Evaluating Market Expansion Strategies: Vertical or Horizontal?

With the recent turmoil in the Economy, deals and opportunities are soon to follow as astute business persons hunt for opporunities for consolidating their position by moving into spaces vacated by fallen players. Easiest venues for expansion are horizontal, as they encompass your core area of expertise and help topline growth. Cost efficiency benefits are critical components in evaluating a horizontal expansion opportunity. Horizontal expansion strategies can be further broken out into geo-demographic expansion versus channel expansion strategies, but all these still entail doing what you are good at in new venues. Efficient marketing and distribution networks are important to the success of horizontal strategies.

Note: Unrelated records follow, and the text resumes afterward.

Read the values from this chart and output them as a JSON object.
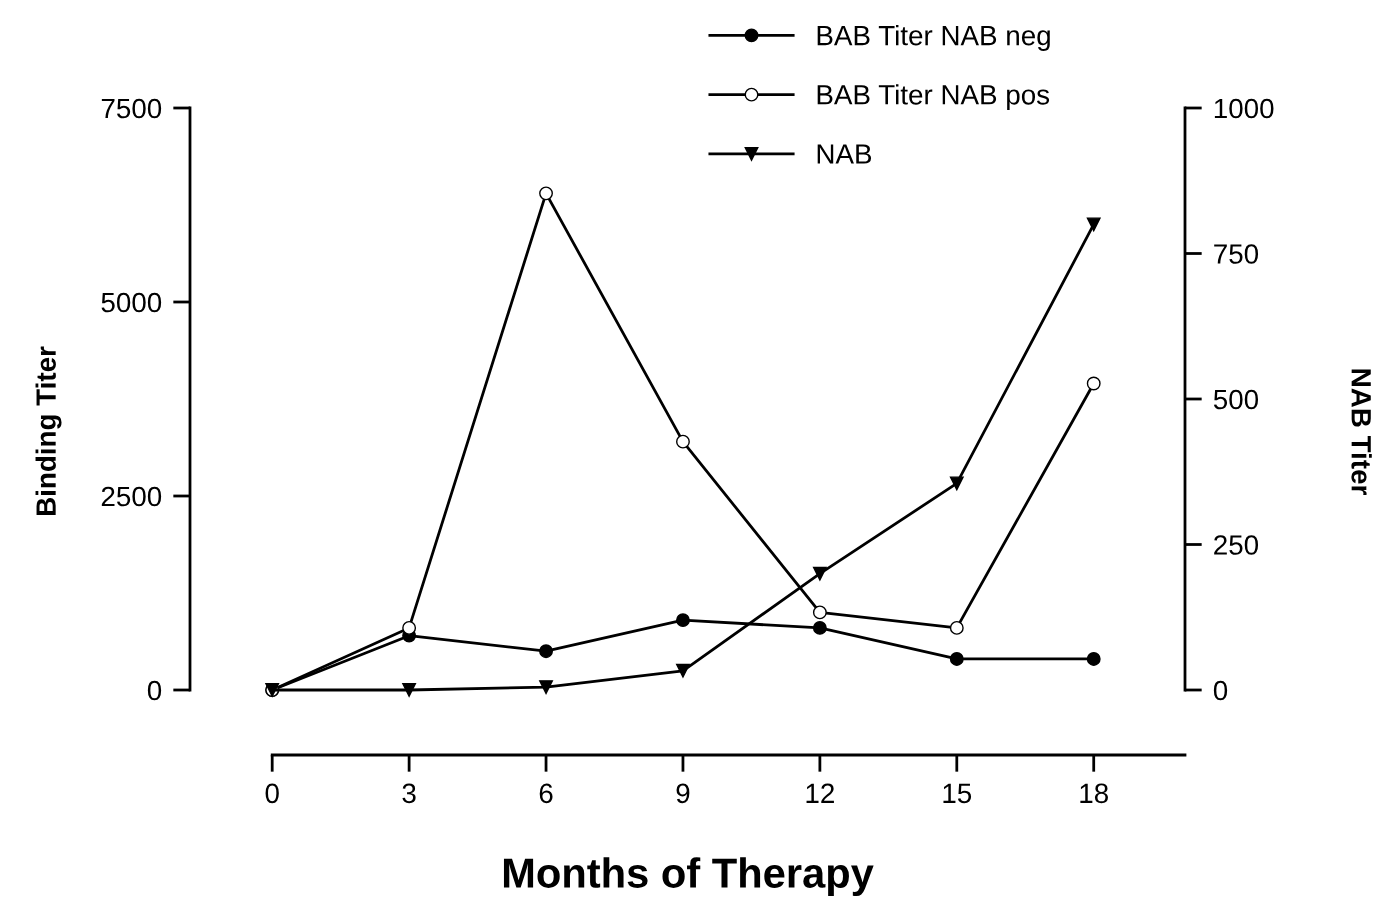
{
  "chart_data": {
    "type": "line",
    "xlabel": "Months of Therapy",
    "ylabel": "Binding Titer",
    "y2label": "NAB Titer",
    "x": [
      0,
      3,
      6,
      9,
      12,
      15,
      18
    ],
    "series": [
      {
        "name": "BAB Titer NAB neg",
        "color": "#000000",
        "marker": "circle",
        "values": [
          0,
          700,
          500,
          900,
          800,
          400,
          400
        ]
      },
      {
        "name": "BAB Titer NAB pos",
        "color": "#000000",
        "marker": "circle",
        "values": [
          0,
          800,
          6400,
          3200,
          1000,
          800,
          3950
        ]
      },
      {
        "name": "NAB",
        "color": "#000000",
        "marker": "triangle",
        "axis": "y2",
        "values": [
          0,
          0,
          5,
          33,
          200,
          355,
          800
        ]
      }
    ],
    "xlim": [
      0,
      20
    ],
    "xticks": [
      0,
      3,
      6,
      9,
      12,
      15,
      18
    ],
    "ylim": [
      0,
      7500
    ],
    "yticks": [
      0,
      2500,
      5000,
      7500
    ],
    "y2lim": [
      0,
      1000
    ],
    "y2ticks": [
      0,
      250,
      500,
      750,
      1000
    ],
    "grid": false,
    "legend": "top",
    "line_style": "solid"
  }
}
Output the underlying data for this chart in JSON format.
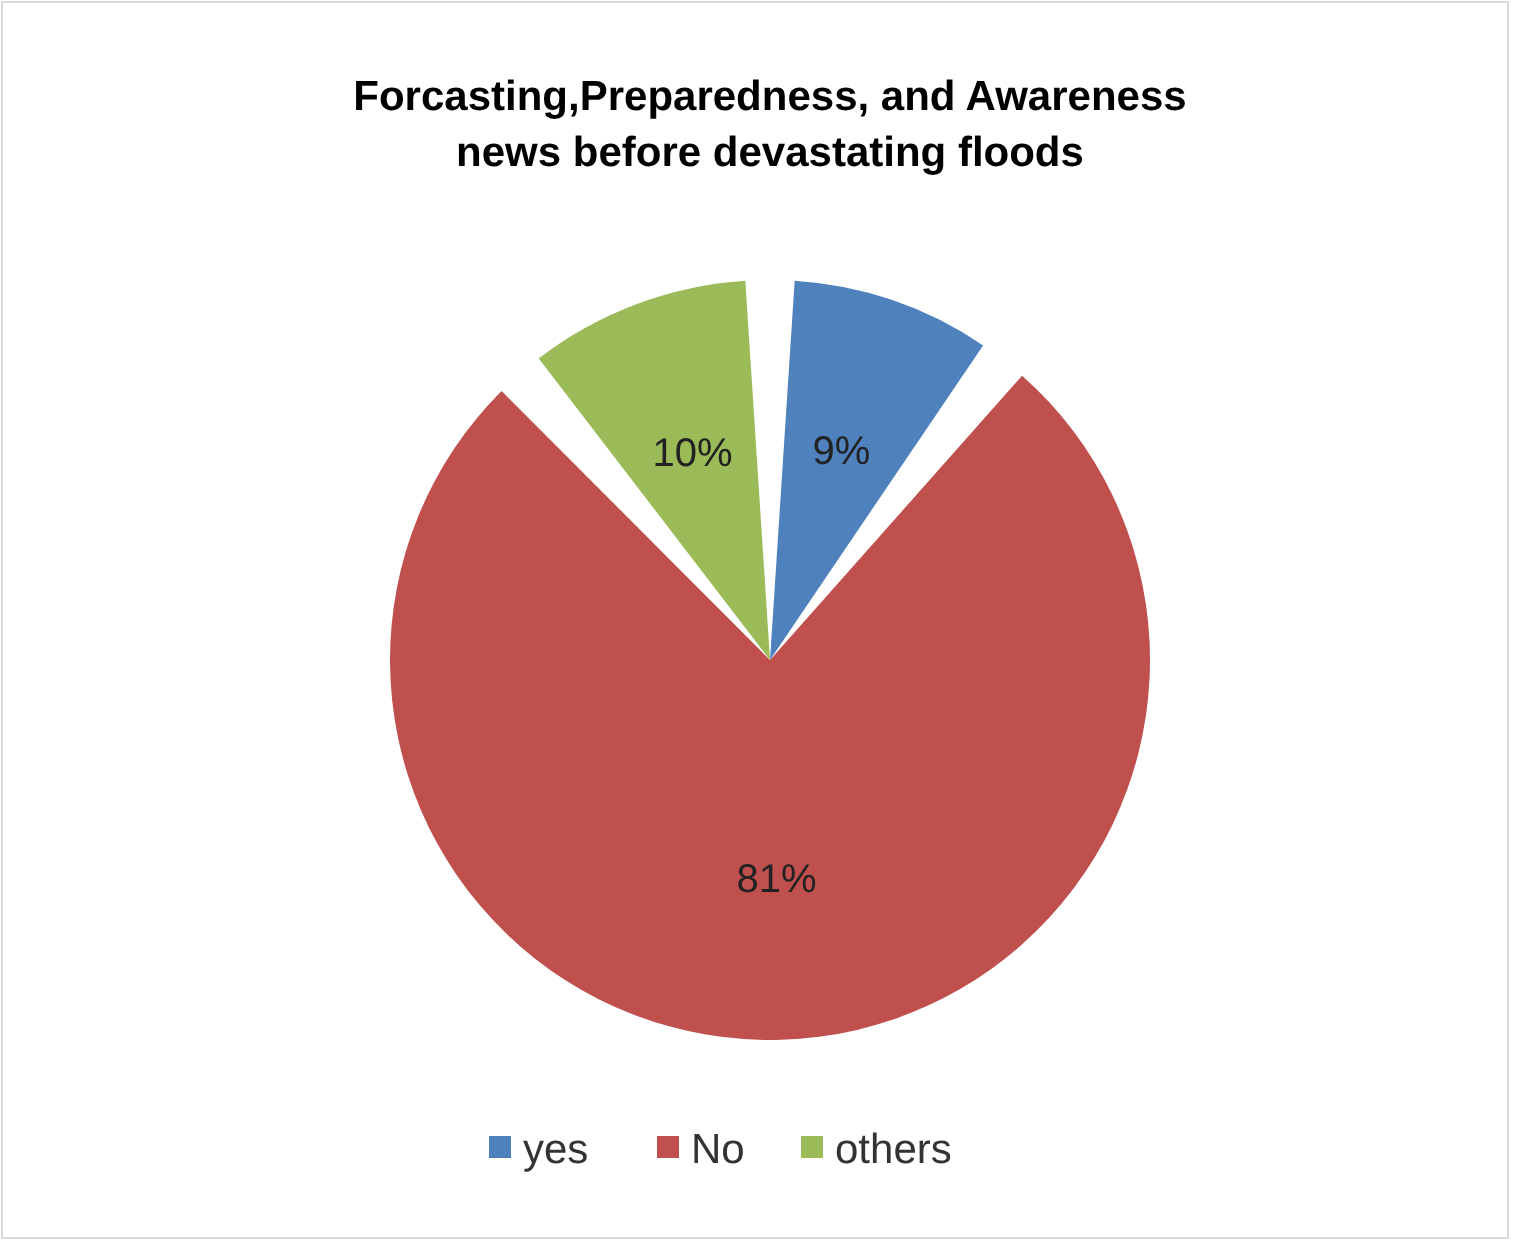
{
  "chart_data": {
    "type": "pie",
    "title": "Forcasting,Preparedness, and Awareness news before devastating floods",
    "categories": [
      "yes",
      "No",
      "others"
    ],
    "values": [
      9,
      81,
      10
    ],
    "colors": [
      "#4f81bd",
      "#c0504d",
      "#9bbb59"
    ],
    "value_labels": [
      "9%",
      "81%",
      "10%"
    ],
    "legend": "bottom"
  }
}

Vertical expansion on the other hand is a trickier proposition as it entails venturing into an area you are only familiar with but lies outside your core competitive advantage, but done correctly will significantly impact your bottomline. Synergy benefits are very important for vertical expansion opportunities. Operational excellence too can go a long way in making a vertical expansion strategy very successful.

Industry lifecycle is also a big determinant of the feasibility of one versus the other. Growth industries make horizontal expansion very attractive and important for market leadership, whereas for mature phase industries horizontal expansion may not offer as much ROI as margin improvement through vertical expansion.